To perform clapping push-ups, you just need to set yourself into a standard push-up position. Only, instead of just going down and up, you need to go down, then push hard enough that your whole body is momentarily off the ground. During that split-second of hangtime, you clap your hands together and land back into a standard push-up position.
Use a Dumbbell for More Gains
But, I thought this was an equipment-free workout? Well, the first half is so shut your damn pie hole! No, really, this is a way to add more mass to your chest. A lot of guys have a pair of dumbbells sitting around the house, but if not, you may want to drop the dough and pick up a pair. Even without a gym membership, it never hurts to have some basic equipment around.

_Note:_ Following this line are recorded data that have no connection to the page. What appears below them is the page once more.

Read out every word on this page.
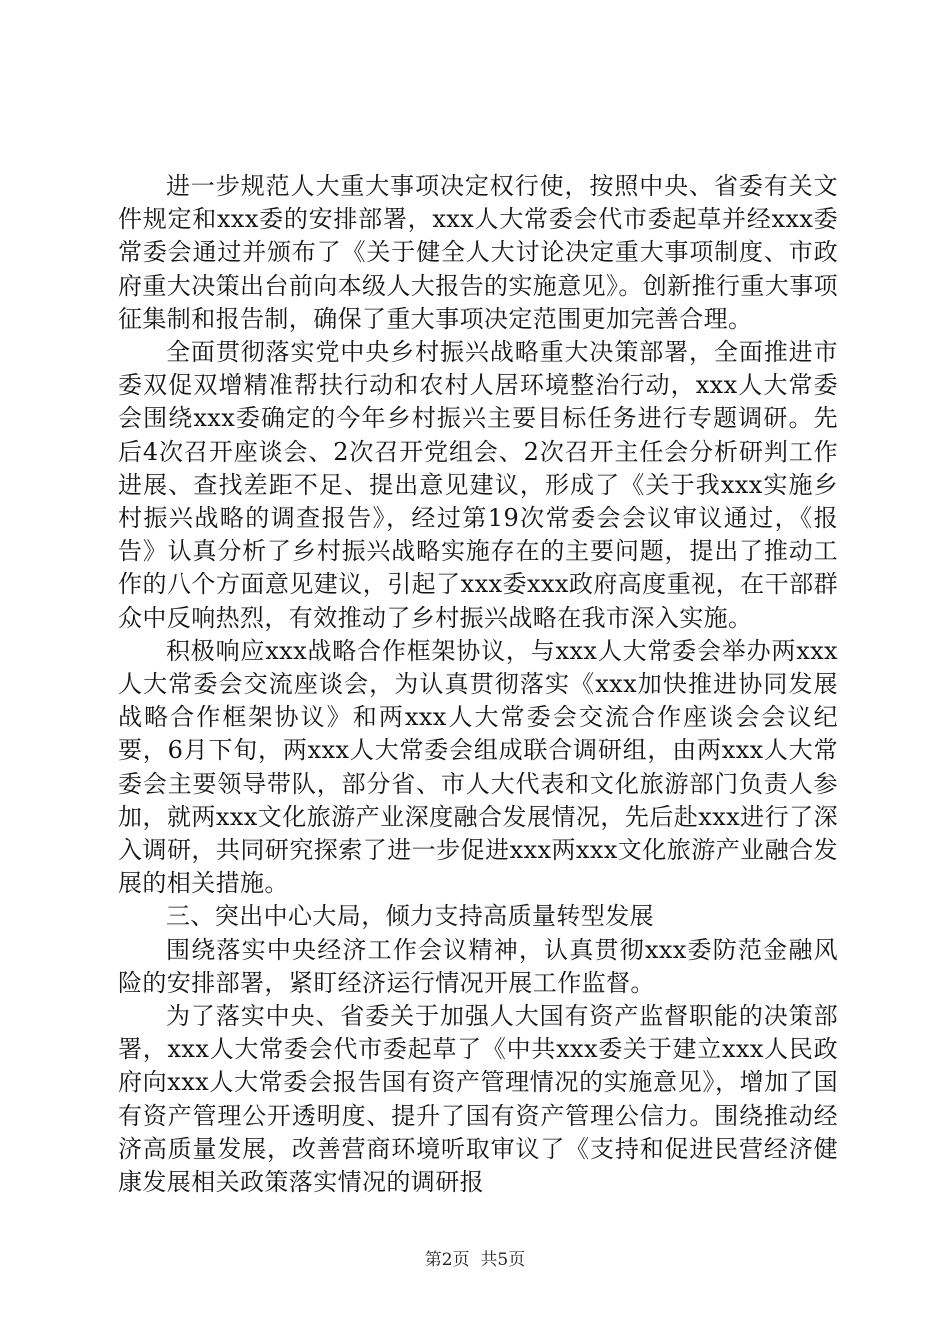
进一步规范人大重大事项决定权行使，按照中央、省委有关文件规定和xxx委的安排部署，xxx人大常委会代市委起草并经xxx委常委会通过并颁布了《关于健全人大讨论决定重大事项制度、市政府重大决策出台前向本级人大报告的实施意见》。创新推行重大事项征集制和报告制，确保了重大事项决定范围更加完善合理。

全面贯彻落实党中央乡村振兴战略重大决策部署，全面推进市委双促双增精准帮扶行动和农村人居环境整治行动，xxx人大常委会围绕xxx委确定的今年乡村振兴主要目标任务进行专题调研。先后4次召开座谈会、2次召开党组会、2次召开主任会分析研判工作进展、查找差距不足、提出意见建议，形成了《关于我xxx实施乡村振兴战略的调查报告》，经过第19次常委会会议审议通过，《报告》认真分析了乡村振兴战略实施存在的主要问题，提出了推动工作的八个方面意见建议，引起了xxx委xxx政府高度重视，在干部群众中反响热烈，有效推动了乡村振兴战略在我市深入实施。

积极响应xxx战略合作框架协议，与xxx人大常委会举办两xxx人大常委会交流座谈会，为认真贯彻落实《xxx加快推进协同发展战略合作框架协议》和两xxx人大常委会交流合作座谈会会议纪要，6月下旬，两xxx人大常委会组成联合调研组，由两xxx人大常委会主要领导带队，部分省、市人大代表和文化旅游部门负责人参加，就两xxx文化旅游产业深度融合发展情况，先后赴xxx进行了深入调研，共同研究探索了进一步促进xxx两xxx文化旅游产业融合发展的相关措施。

三、突出中心大局，倾力支持高质量转型发展

围绕落实中央经济工作会议精神，认真贯彻xxx委防范金融风险的安排部署，紧盯经济运行情况开展工作监督。

为了落实中央、省委关于加强人大国有资产监督职能的决策部署，xxx人大常委会代市委起草了《中共xxx委关于建立xxx人民政府向xxx人大常委会报告国有资产管理情况的实施意见》，增加了国有资产管理公开透明度、提升了国有资产管理公信力。围绕推动经济高质量发展，改善营商环境听取审议了《支持和促进民营经济健康发展相关政策落实情况的调研报

第2页 共5页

Once you acquire the dumbbells, you will need a bench of some sort. Now, before you start cussing, you might not need to go out and purchase this piece of equipment. If you have something elevated and narrow enough that you can move your arms freely on either side, you will be fine. Let’s see if we can wreck your chest something proper.
1. Standard Dumbbell Bench Press
Well, this is obvious, isn’t it? Of course, we would have dumbbell bench presses on this list; it’s the most standard dumbbell chest exercise there is. Most guys don’t need an explanation on how to do this exercise, but we can do a quick overview here.
Holding the dumbbells while lying flat with your back on the bench, raise your arms with the dumbbells up above your upper torso. You will then lower the dumbbells down to your chest, keeping your elbows close to your sides, and explode upward, squeezing your pecs at the top of the lift but not fully locking out your arms. You want to keep all the tension on your chest muscles. Repeat until failure occurs.
2. Dumbbell Flys
This starts in the same position as the dumbbell bench press. Only this time, you need to hold the dumbbells with a neutral grip, palms facing each other, and lower the weights out to the sides. Keep a bend in your elbows as you do this and go slowly, focusing on stretching out your chest. Then bring the weights back to the top, contracting the chest muscles hard. Make sure you keep good form and never lower the weights too far or you may injure yourself.
3. Dumbbell Pullover
This is an old-school bodybuilding exercise that is often forgotten. With this exercise, you want to rest your upper back on the middle of the bench, feet flat on the floor. Avoid placing your neck on the bench — instead, keep your upper shoulders on it. Raise the dumbbell over your head and with a slight bend in your elbows, lower the weight back behind your head. Stretch out your chest for a few seconds before bringing the dumbbell back to the starting position.
For an effective workout, perform each exercise 8-15 reps in a circuit. Aim to complete the entire circuit four to five times with little rest periods in between.